Особенно Фёдор любил, когда Лидка укладывала спать детей. Он исподволь подглядывал за ними, делал вид, что идёт поискать что-то в комнате. А сам любовался, как жена убаюкивала уже взрослую Наташу и непоседливого Петьку. Таким счастьем светились её глаза, такими нежными были её руки. И он мечтал изо всех сил, как окажется с ней рядом в постели и будет так же, как дети, обнимать её за шею, целовать в ухо, а потом ласкать её мягкую нежную грудь. Эти минуты счастья давали ему силы выходить каждый день в жестокую жизнь, драться и сражаться за своё счастье. Он думал, что все мужики должны своих любимых беречь. Но понимал, что у всех взгляд на любовь разный.
Фёдор Петрович регулярно смотрел телевизор, и очень удивлялся, как женщины давали вставлять себе в грудь какие-то «импланты» и как мужики ихние давали так глумиться над своими женами и любовницами, да ещё и деньги бешеные платили за эти операции. Он никогда не дал бы никакой сволочи дотронуться до Лидкиной груди, а тем более лезть в неё со своими ножиками.
Так вот! Лидка хотела шубу, и для Фёдора это был закон. Полученные от хозяина деньги он отдал жене, и теперь мучился, как ему быть дальше.
— Что же мне теперь делать? Как же быть? Где деньги взять? Как обернуться?
Тревожные мысли раздирали голову. Проблема с деньгами была очень серьёзной, и решать её следовало быстро. Рабочим нужно платить, а то разбегуться.
Хуже того, ещё к хозяину пойдут с жалобами, там-то всё и выяснится. Народ долго ждать не будет. Нужно что-то делать.
Фёдор заправил рубашку в брюки, обтёр руки снегом и потихоньку направился к строящемуся дому своего заказчика. Ему нужно было запереть подвал, забрать свои вещи и ехать домой.

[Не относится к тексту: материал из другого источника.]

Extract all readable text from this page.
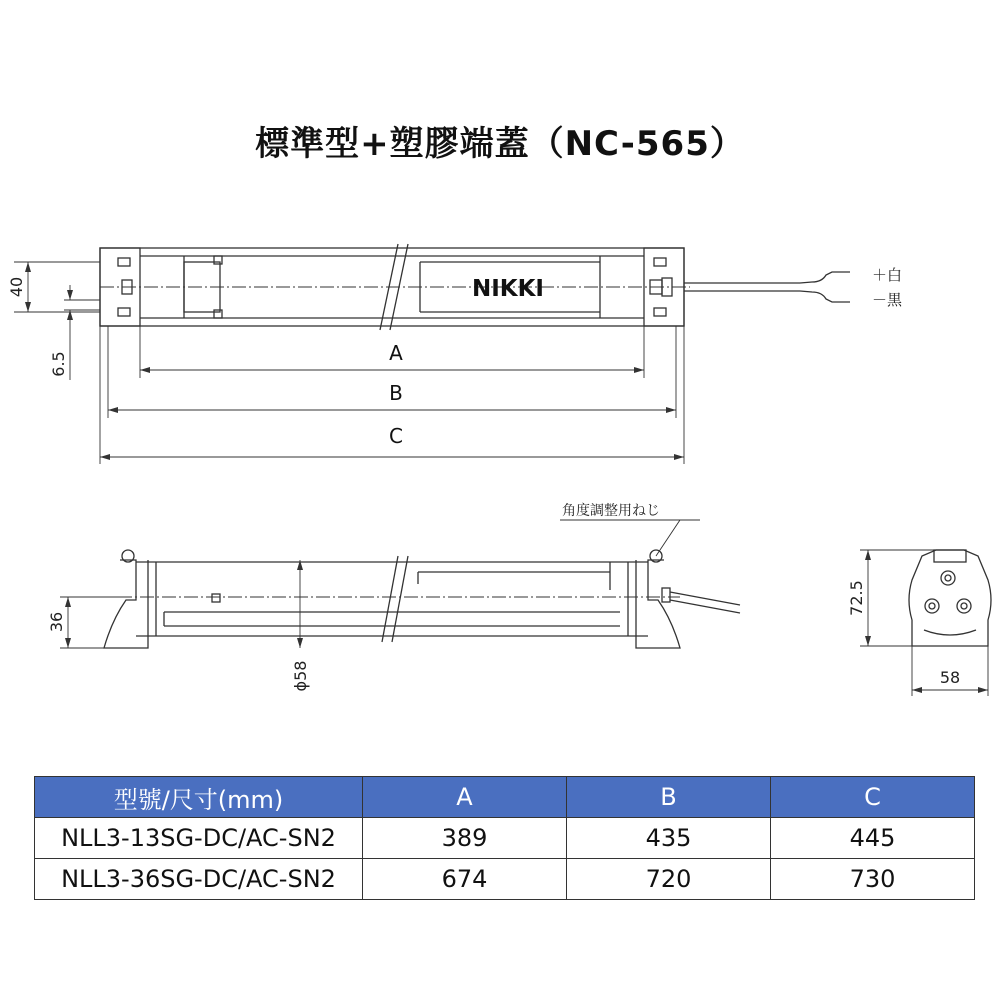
標準型+塑膠端蓋（NC-565）
NIKKI
＋白
－黒
A
B
C
40
6.5
36
ϕ58
72.5
58
角度調整用ねじ
型號/尺寸(mm)	A	B	C
NLL3-13SG-DC/AC-SN2	389	435	445
NLL3-36SG-DC/AC-SN2	674	720	730
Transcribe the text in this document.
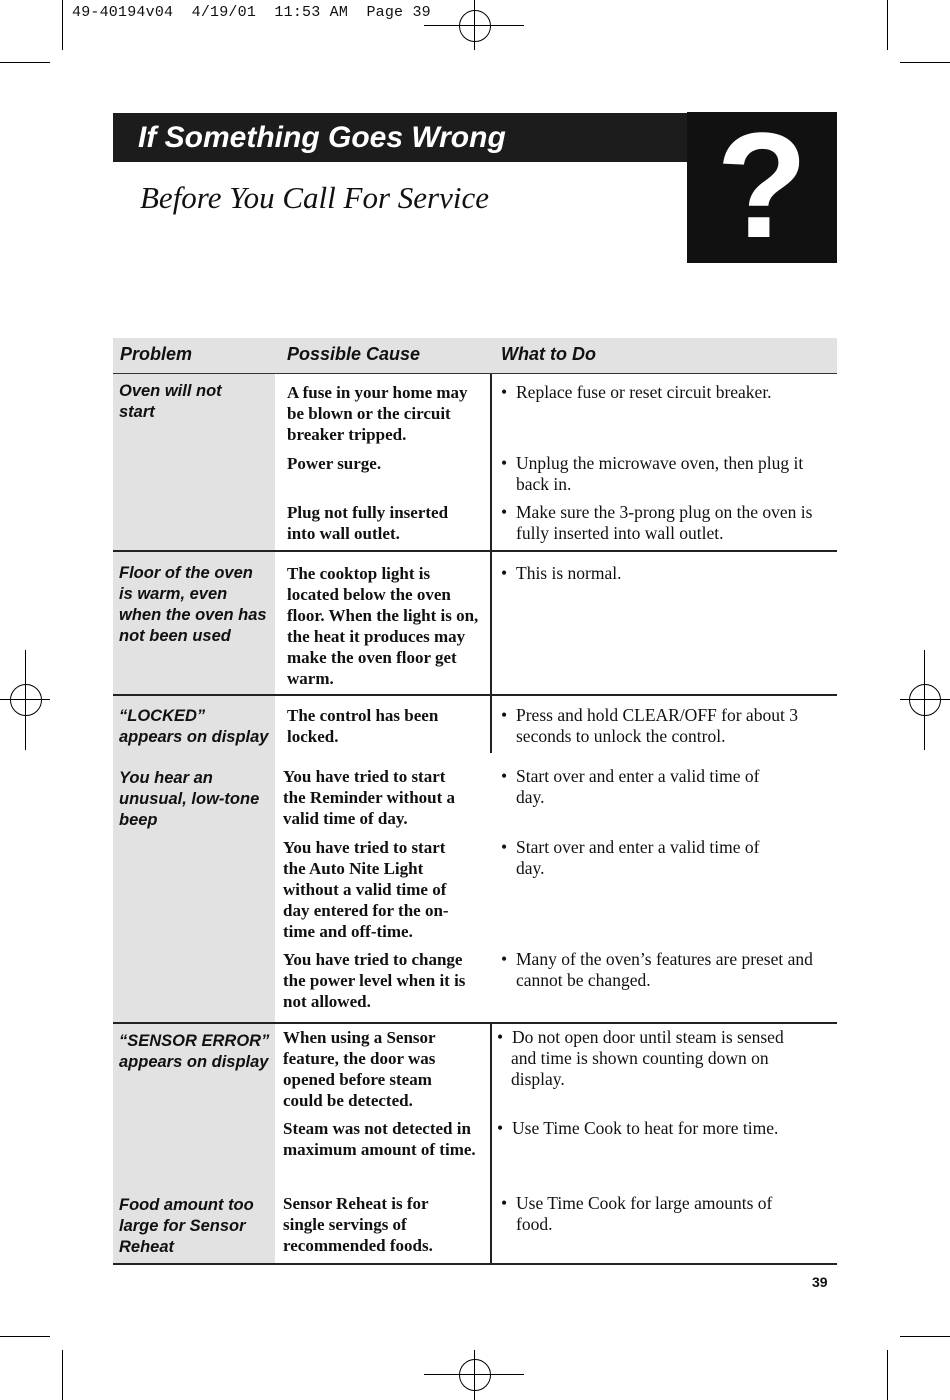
49-40194v04  4/19/01  11:53 AM  Page 39
If Something Goes Wrong
Before You Call For Service ?
Problem	Possible Cause	What to Do
Oven will not start
A fuse in your home may be blown or the circuit breaker tripped.
Power surge.
Plug not fully inserted into wall outlet.
• Replace fuse or reset circuit breaker.
• Unplug the microwave oven, then plug it back in.
• Make sure the 3-prong plug on the oven is fully inserted into wall outlet.
Floor of the oven is warm, even when the oven has not been used
The cooktop light is located below the oven floor. When the light is on, the heat it produces may make the oven floor get warm.
• This is normal.
“LOCKED” appears on display
The control has been locked.
• Press and hold CLEAR/OFF for about 3 seconds to unlock the control.
You hear an unusual, low-tone beep
You have tried to start the Reminder without a valid time of day.
You have tried to start the Auto Nite Light without a valid time of day entered for the on-time and off-time.
You have tried to change the power level when it is not allowed.
• Start over and enter a valid time of day.
• Start over and enter a valid time of day.
• Many of the oven’s features are preset and cannot be changed.
“SENSOR ERROR” appears on display
When using a Sensor feature, the door was opened before steam could be detected.
Steam was not detected in maximum amount of time.
• Do not open door until steam is sensed and time is shown counting down on display.
• Use Time Cook to heat for more time.
Food amount too large for Sensor Reheat
Sensor Reheat is for single servings of recommended foods.
• Use Time Cook for large amounts of food.
39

При подходе к дому в темноте он увидел незнакомую машину. Распознал джип. Рядом стояла машина хозяйки, её Форд Мондео он знал хорошо.
— Может, приехала подружкам что-то показать? — Удивился Фёдор. — Витражи уже установили, кухня работает, санузлы подключены, спальня обставлена.
Накануне, собираясь в поездку, хозяин говорил, что вернётся из командировки, и будет уговаривать Киру Ивановну переехать в достраивающийся дом. Фёдор возражал, как мог. Всё-таки работы было ещё много, хозяева будут мешаться на стройке. Но спорить было бесполезно.
Колючий неприятный взгляд хозяина остановил его. Так Олег Серафимович смотрел, когда ему не нравилось, что кто-то с ним спорит. Иногда кое-какие возражения принимались, но когда кто-то пы-тался решать принципиальные вопросы за него, хозяин гневался не на шутку. В таких случаях Фёдор затыкался и уповал на волю Господа. Не зря его бабушка тайком покрестила в далёком детстве. Крест он носил на длинной цепочке, чтобы не вываливался из рубашки. Библию читал, заповеди знал, в церковь изредка ходил. Он не представлял себе, на какую работу ходит хозяин, только понимал, что дело было очень серьёзным и ответственным, требующим принятия важных решений, и Олег Серафимович, как большой начальник, не привык выслушивать возражения. Недовольство хозяина прораб Пет-ров понял и решил не спорить. Будь что будет! На всё воля Господа нашего!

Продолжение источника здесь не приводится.